First, look at 2001 Congressional testimony by Joseph Allbaugh, President Bush's first pick to head the Federal Emergency Management Agency. FEMA, he said, would emphasize "Responsibility and Accountability" (capital letters and boldface in the original statement). He repeated the phrase several times.

What Mr. Allbaugh seems to have meant was that state and local government officials shouldn't count on FEMA to bail them out if they didn't prepare adequately for disasters. They should accept responsibility for protecting their constituents, and be held accountable if they don't.

But those were rules for the little people. Now that the Bush administration has botched its own response to disaster, we're not supposed to play the "blame game." Scott McClellan used that phrase 15 times over the course of just two White House press briefings.

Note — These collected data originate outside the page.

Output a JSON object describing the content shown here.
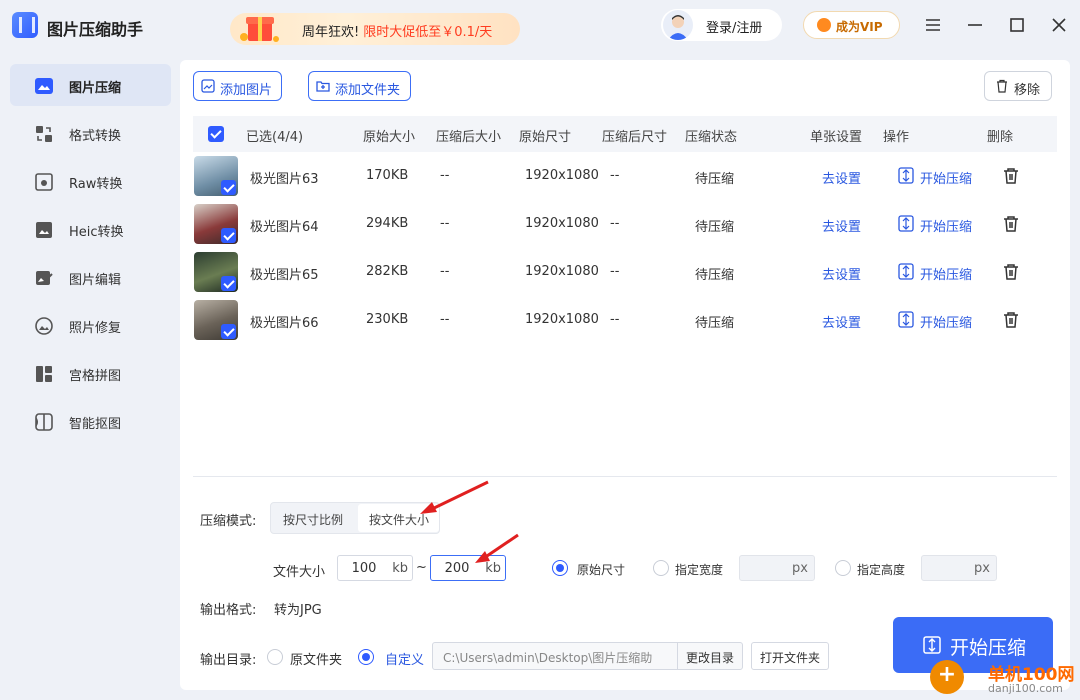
{
  "app": {
    "title": "图片压缩助手"
  },
  "promo": {
    "label": "周年狂欢!",
    "highlight": "限时大促低至￥0.1/天"
  },
  "header": {
    "login": "登录/注册",
    "vip": "成为VIP"
  },
  "sidebar": {
    "items": [
      {
        "label": "图片压缩",
        "icon": "image-compress-icon",
        "active": true
      },
      {
        "label": "格式转换",
        "icon": "format-convert-icon"
      },
      {
        "label": "Raw转换",
        "icon": "raw-convert-icon"
      },
      {
        "label": "Heic转换",
        "icon": "heic-convert-icon"
      },
      {
        "label": "图片编辑",
        "icon": "image-edit-icon"
      },
      {
        "label": "照片修复",
        "icon": "photo-repair-icon"
      },
      {
        "label": "宫格拼图",
        "icon": "grid-collage-icon"
      },
      {
        "label": "智能抠图",
        "icon": "smart-cutout-icon"
      }
    ]
  },
  "toolbar": {
    "add_image": "添加图片",
    "add_folder": "添加文件夹",
    "remove": "移除"
  },
  "table": {
    "headers": {
      "selected": "已选(4/4)",
      "orig_size": "原始大小",
      "comp_size": "压缩后大小",
      "orig_dim": "原始尺寸",
      "comp_dim": "压缩后尺寸",
      "status": "压缩状态",
      "settings": "单张设置",
      "action": "操作",
      "delete": "删除"
    },
    "rows": [
      {
        "name": "极光图片63",
        "orig_size": "170KB",
        "comp_size": "--",
        "orig_dim": "1920x1080",
        "comp_dim": "--",
        "status": "待压缩",
        "settings": "去设置",
        "action": "开始压缩"
      },
      {
        "name": "极光图片64",
        "orig_size": "294KB",
        "comp_size": "--",
        "orig_dim": "1920x1080",
        "comp_dim": "--",
        "status": "待压缩",
        "settings": "去设置",
        "action": "开始压缩"
      },
      {
        "name": "极光图片65",
        "orig_size": "282KB",
        "comp_size": "--",
        "orig_dim": "1920x1080",
        "comp_dim": "--",
        "status": "待压缩",
        "settings": "去设置",
        "action": "开始压缩"
      },
      {
        "name": "极光图片66",
        "orig_size": "230KB",
        "comp_size": "--",
        "orig_dim": "1920x1080",
        "comp_dim": "--",
        "status": "待压缩",
        "settings": "去设置",
        "action": "开始压缩"
      }
    ]
  },
  "settings": {
    "mode_label": "压缩模式:",
    "mode_options": [
      "按尺寸比例",
      "按文件大小"
    ],
    "mode_selected": "按文件大小",
    "file_size_label": "文件大小",
    "min_size": "100",
    "max_size": "200",
    "unit": "kb",
    "range_sep": "~",
    "dim_options": {
      "original": "原始尺寸",
      "width": "指定宽度",
      "height": "指定高度"
    },
    "dim_unit": "px",
    "output_format_label": "输出格式:",
    "output_format": "转为JPG",
    "output_dir_label": "输出目录:",
    "dir_original": "原文件夹",
    "dir_custom": "自定义",
    "dir_path": "C:\\Users\\admin\\Desktop\\图片压缩助",
    "change_dir": "更改目录",
    "open_folder": "打开文件夹"
  },
  "actions": {
    "start_all": "开始压缩"
  },
  "watermark": {
    "text": "单机100网",
    "sub": "danji100.com"
  },
  "colors": {
    "accent": "#3b6cf6",
    "highlight": "#ff3b1f",
    "arrow": "#e02020"
  }
}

It might make sense to hold off on the criticism if this were the first big disaster on Mr. Bush's watch, or if the chain of mistakes in handling Hurricane Katrina were out of character. But even with the most generous possible assessment, this is the administration's second big policy disaster, after Iraq. And the chain of mistakes was perfectly in character - there are striking parallels between the errors the administration made in Iraq and the errors it made last week.

In Iraq, the [Bush] administration displayed a combination of paralysis and denial after the fall of Baghdad, as uncontrolled looting destroyed much of Iraq's infrastructure.

The same deer-in-the-headlights immobility prevailed as Katrina approached and struck the Gulf Coast. The storm gave plenty of warning. By the afternoon of Monday, Aug. 29, the flooding of New Orleans was well under way - city officials publicly confirmed a breach in the 17th Street Canal at 2 p.m. Yet on Tuesday federal officials were still playing down the problem, and large-scale federal aid didn't arrive until last Friday.
:smile:
 
  • #103
I think Bush finally did something right in response to Katrina. Replacing Brown with VAdm Allen of the Coast Guard is good for two reasons:

1) The Coast Guard is about the only part of the federal response that worked well. Allen is the person who managed the transistion of the Coast Guard to the Department of Homeland Security and the Coast Guard seems to be the only component that was moved over still intact.

2) Governor Blanco hired Lee Witt to handle the state's part of Katrina response. A Vice Admiral in the Coast Guard is a little more politically neutral than a Republican appointee and Allen and Witt should be able to work together very smoothly.